Cowboys Taps Sony for Stadium Tech; Owner Jones Appears at NAB
By Ken Kerschbaumer
Dallas Cowboys owner and General Manager Jerry Jones highlighted Sony’s NAB press conference, taking the stage to discuss the new Cowboys stadium, which will open in June with more than 3,000 Sony LCD displays, Sony production equipment, and a massive, 60-yard-long center-hung scoreboard from Mitsubishi.
He pointed out the increasing importance of technology in the presentation of games at the stadium, saying, “Half of my time is spent looking for ways to involve the fans.”
The centerpiece of the system will be a massive scoreboard hung 95 ft. over the field with 30,000 sq. ft. of display. “Players will be 72 ft. high on the screen,” Jones said.
More than 3,000 Sony LCD displays will be located throughout the luxury suites, concourses, concession areas, and more, offering fans viewing options that extend beyond the action on the field. Fans can view replays, interviews with players and coaches, and content produced exclusively for the stadium’s in-house TV network, according to the team.

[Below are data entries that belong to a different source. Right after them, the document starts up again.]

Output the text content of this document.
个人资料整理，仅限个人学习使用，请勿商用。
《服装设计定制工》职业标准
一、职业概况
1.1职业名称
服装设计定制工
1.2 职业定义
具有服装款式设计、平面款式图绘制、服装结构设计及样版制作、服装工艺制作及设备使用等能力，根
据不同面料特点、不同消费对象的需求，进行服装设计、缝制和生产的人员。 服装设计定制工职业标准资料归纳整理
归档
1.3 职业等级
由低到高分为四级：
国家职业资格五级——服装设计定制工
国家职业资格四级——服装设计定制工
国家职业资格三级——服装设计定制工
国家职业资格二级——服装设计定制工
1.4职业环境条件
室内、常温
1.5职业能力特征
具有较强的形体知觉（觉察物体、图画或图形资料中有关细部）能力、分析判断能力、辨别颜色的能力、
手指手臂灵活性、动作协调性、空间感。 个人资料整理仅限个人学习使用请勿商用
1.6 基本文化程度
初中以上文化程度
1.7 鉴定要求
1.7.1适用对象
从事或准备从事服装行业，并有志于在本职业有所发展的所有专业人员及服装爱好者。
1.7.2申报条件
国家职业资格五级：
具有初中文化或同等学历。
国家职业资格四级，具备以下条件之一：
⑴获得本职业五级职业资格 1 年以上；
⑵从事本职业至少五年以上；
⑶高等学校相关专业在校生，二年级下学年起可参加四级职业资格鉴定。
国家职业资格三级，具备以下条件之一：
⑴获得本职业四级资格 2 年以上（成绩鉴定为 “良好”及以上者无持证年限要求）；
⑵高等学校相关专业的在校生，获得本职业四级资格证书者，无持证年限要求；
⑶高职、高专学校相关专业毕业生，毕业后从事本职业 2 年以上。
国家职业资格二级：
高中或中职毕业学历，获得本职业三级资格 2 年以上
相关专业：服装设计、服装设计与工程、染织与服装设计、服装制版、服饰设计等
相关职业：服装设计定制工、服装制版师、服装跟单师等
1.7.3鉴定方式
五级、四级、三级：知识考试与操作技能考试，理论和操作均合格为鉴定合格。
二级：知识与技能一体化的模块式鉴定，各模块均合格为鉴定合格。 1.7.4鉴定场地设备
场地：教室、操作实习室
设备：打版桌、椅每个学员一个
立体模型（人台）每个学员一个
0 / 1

The displays will be used to show game content and other Cowboys-produced video and advertising elements. The Sony HD monitors, which range in size from 19 to 70 in. (viewable area, measured diagonally), will be connected via RS-232 interface to a Cisco IPTV network for digital signage and other content-delivery applications.
The stadium’s HD control room has a Sony MVS-8000G production switcher and BVM and LUMA LCD displays, with Sony HDC-1450 cameras, XDCAM HD PDW-700 camcorders, and PDW-HD1500 decks also used.
“Our new stadium will be an entertainment destination, and more than just a great place to watch a game,” Jones says. “We were looking for the right company to work with on delivering an entirely new type of immersive fan experience with the latest cutting-edge technology. With its consumer and professional HD-technology expertise, Sony was the right brand.”
Plans and sponsorship opportunities may also include use of Sony consumer-electronics devices, such as Blu-ray disc players or PlayStation systems, to add to the level of fan excitement during games.
“The Dallas Cowboys have a well earned reputation for putting quality into everything they do, from the team on the field to the video material they produce,” says John Scarcella, president of Sony Electronics’ Broadcast and Business Solutions Co. “Their brand and their vision of how entertainment can and should be delivered is a perfect match for our HD technology, and we’re extremely proud to be working with them on this beautiful new stadium.”
Jones got the idea for the massive scoreboard at a Celine Dion concert in Las Vegas. The huge screen behind the star offered fans far from the stage a close-up of her singing. By the end of the concert, Jones felt as if he were close to Dion while she sang. The goal with the new stadium is to give football fans that same sense of intimacy.
“We asked for the very best, and Sony came up with the technology,” he says, adding, “This [technology] is like heart surgery for us, and we needed a real-time system that works without skipping a beat.”